The fame of the vessel, the largest that had ever been heard of, but particularly the design itself, soon induced the bravest and most distinguished youths of Greece to become adventurers in it, and brought together about fifty of the most accomplished young persons of the age to accompany Jason in this expedition; authors, however, are not agreed on the precise names or numbers of the Argonauts; some state them to have been forty-nine; others more, and amongst them several were of divine origin.

On his arrival at Colchis he repaired to the court of Æētes, from whom he demanded the golden fleece. The monarch acceded to his request, provided he could overcome the difficulties which lay in his way, and which appeared not easily surmountable; these were bulls with brazen feet, whose nostrils breathed fire, and a dragon which guarded the fleece. The teeth of the latter, when killed, Jason was enjoined to sow, and, after they had sprung up into armed men, to destroy them.

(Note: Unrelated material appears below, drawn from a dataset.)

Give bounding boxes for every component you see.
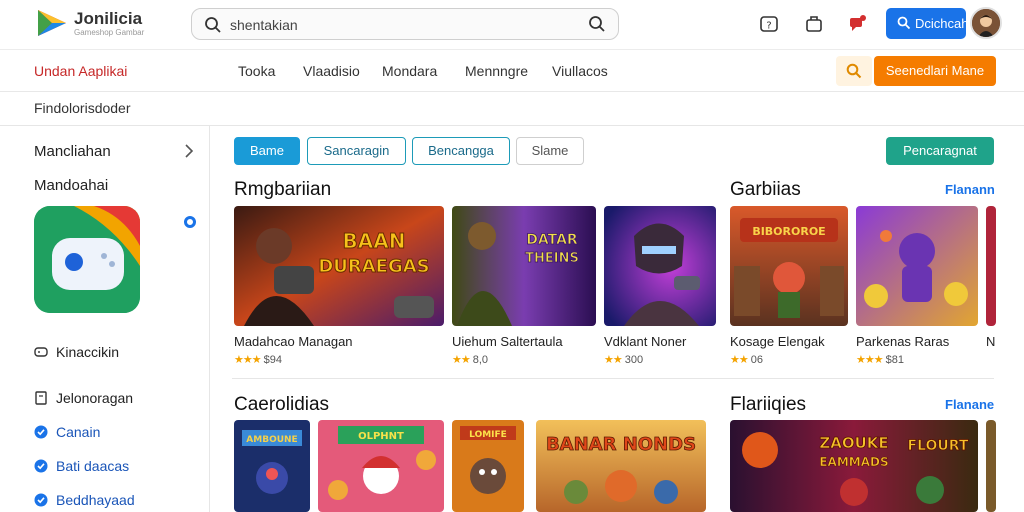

Though success attended the enterprise, it was less owing to valor, than to the assistance of Medēa, daughter of Æētes, who, by her enchantments, laid asleep the dragon, taught Jason to subdue the bulls, and when he had obtained the prize, accompanied him in the night time, unknown to her brother.

The return of the Argonauts is variously related; some contend it was by the track in which they came, and say that the brother of Medēa pursued them as far as the Adriatic, and was overcome by Jason; which occasioned the story that his sister had cut him in pieces, and strewed his limbs in the way, that her father, from solicitude to collect them, might be delayed in the pursuit.